警察には、階級以外にも例えば職名がある。だから警察官は、階級を上げるとともに、より上位の職をも狙うことになる。そういった人事の仕組みは、部外には摩訶不思議なものだ。
警察唯一の財産は、ヒトである。ゆえに警察は、ヒトの育成と運用に躍起になる。ここで育成というのは、何も階級を上げさせることに限られない。というか実は、階級を上げさせることは、警察官育成のほんの一部に過ぎない。
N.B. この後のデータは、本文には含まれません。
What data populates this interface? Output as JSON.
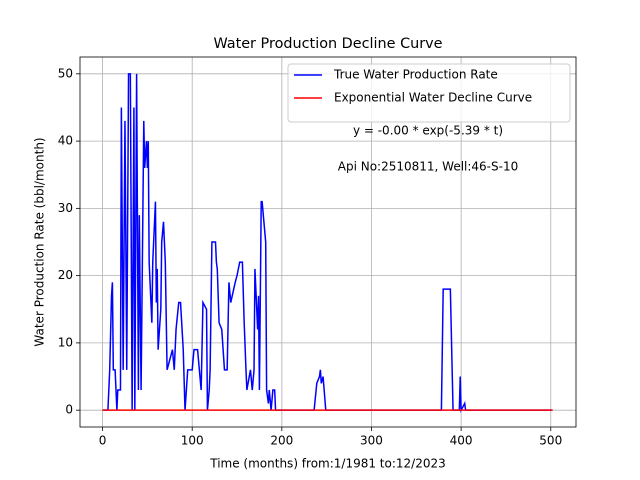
{
  "chart_data": {
    "type": "line",
    "title": "Water Production Decline Curve",
    "xlabel": "Time (months) from:1/1981 to:12/2023",
    "ylabel": "Water Production Rate (bbl/month)",
    "annotations": [
      "y = -0.00 * exp(-5.39 * t)",
      "Api No:2510811, Well:46-S-10"
    ],
    "xlim": [
      -25.15,
      528.15
    ],
    "xticks": [
      0,
      100,
      200,
      300,
      400,
      500
    ],
    "ylim": [
      -2.5,
      52.5
    ],
    "yticks": [
      0,
      10,
      20,
      30,
      40,
      50
    ],
    "grid": true,
    "legend": "upper right",
    "series": [
      {
        "name": "True Water Production Rate",
        "color": "#0000ff",
        "x": [
          0,
          6,
          8,
          10,
          11,
          12,
          14,
          16,
          17,
          20,
          21,
          23,
          25,
          27,
          29,
          31,
          33,
          35,
          36,
          38,
          40,
          41,
          43,
          46,
          47,
          49,
          50,
          51,
          52,
          55,
          56,
          59,
          60,
          61,
          62,
          65,
          66,
          68,
          70,
          72,
          78,
          80,
          82,
          85,
          87,
          90,
          92,
          95,
          100,
          102,
          106,
          108,
          110,
          112,
          116,
          117,
          119,
          120,
          122,
          126,
          127,
          128,
          130,
          133,
          136,
          139,
          141,
          143,
          148,
          150,
          153,
          156,
          158,
          160,
          161,
          165,
          167,
          169,
          170,
          173,
          174,
          175,
          177,
          178,
          182,
          183,
          185,
          186,
          188,
          190,
          192,
          193,
          236,
          239,
          242,
          243,
          244,
          246,
          249,
          378,
          380,
          388,
          391,
          398,
          399,
          400,
          404,
          405,
          502
        ],
        "values": [
          0,
          0,
          6,
          17,
          19,
          6,
          6,
          0,
          3,
          3,
          45,
          6,
          43,
          6,
          50,
          50,
          0,
          45,
          0,
          50,
          3,
          29,
          3,
          43,
          36,
          40,
          36,
          40,
          22,
          13,
          22,
          31,
          16,
          21,
          9,
          15,
          25,
          28,
          22,
          6,
          9,
          6,
          12,
          16,
          16,
          9,
          0,
          6,
          6,
          9,
          9,
          6,
          3,
          16,
          15,
          0,
          3,
          6,
          25,
          25,
          22,
          21,
          13,
          12,
          6,
          6,
          19,
          16,
          19,
          20,
          22,
          22,
          13,
          6,
          3,
          6,
          3,
          6,
          21,
          12,
          17,
          3,
          31,
          31,
          25,
          3,
          1,
          3,
          0,
          3,
          3,
          0,
          0,
          4,
          5,
          6,
          4,
          5,
          0,
          0,
          18,
          18,
          0,
          0,
          5,
          0,
          1,
          0,
          0
        ]
      },
      {
        "name": "Exponential Water Decline Curve",
        "color": "#ff0000",
        "x": [
          0,
          502
        ],
        "values": [
          0,
          0
        ]
      }
    ]
  }
}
上位の職に登用すること、組織内ギルドに登用すること、あるいは管理部門に登用すること……警察官の「出世」は様々な要素の関数となり、よって一般社会には極めて「見えにくい」。本書では、係員レベルから役員レベルに至る、警察官の複雑な出世関数を、問答式で平易に解説する。また、交番・警察署・警察本部の「在り方」「具体例」を明快なビジュアルで示した、類例のない事典として活用可能。
著者のひとこと
類書『警察の階級』ではあえて触れなかった、階級以外の「出世」「人事」「上下関係」をはばひろく取りまとめました。両書が補完し合って、30万人組織の立体的な理解に資するとすれば嬉しいです。また本書各図や各ポンチ絵は、ありそうでなかった「組織の典型像」を具体的に/視覚的に描いたもので、お値段分以上の資料的価値が出るよう、配意していただきました。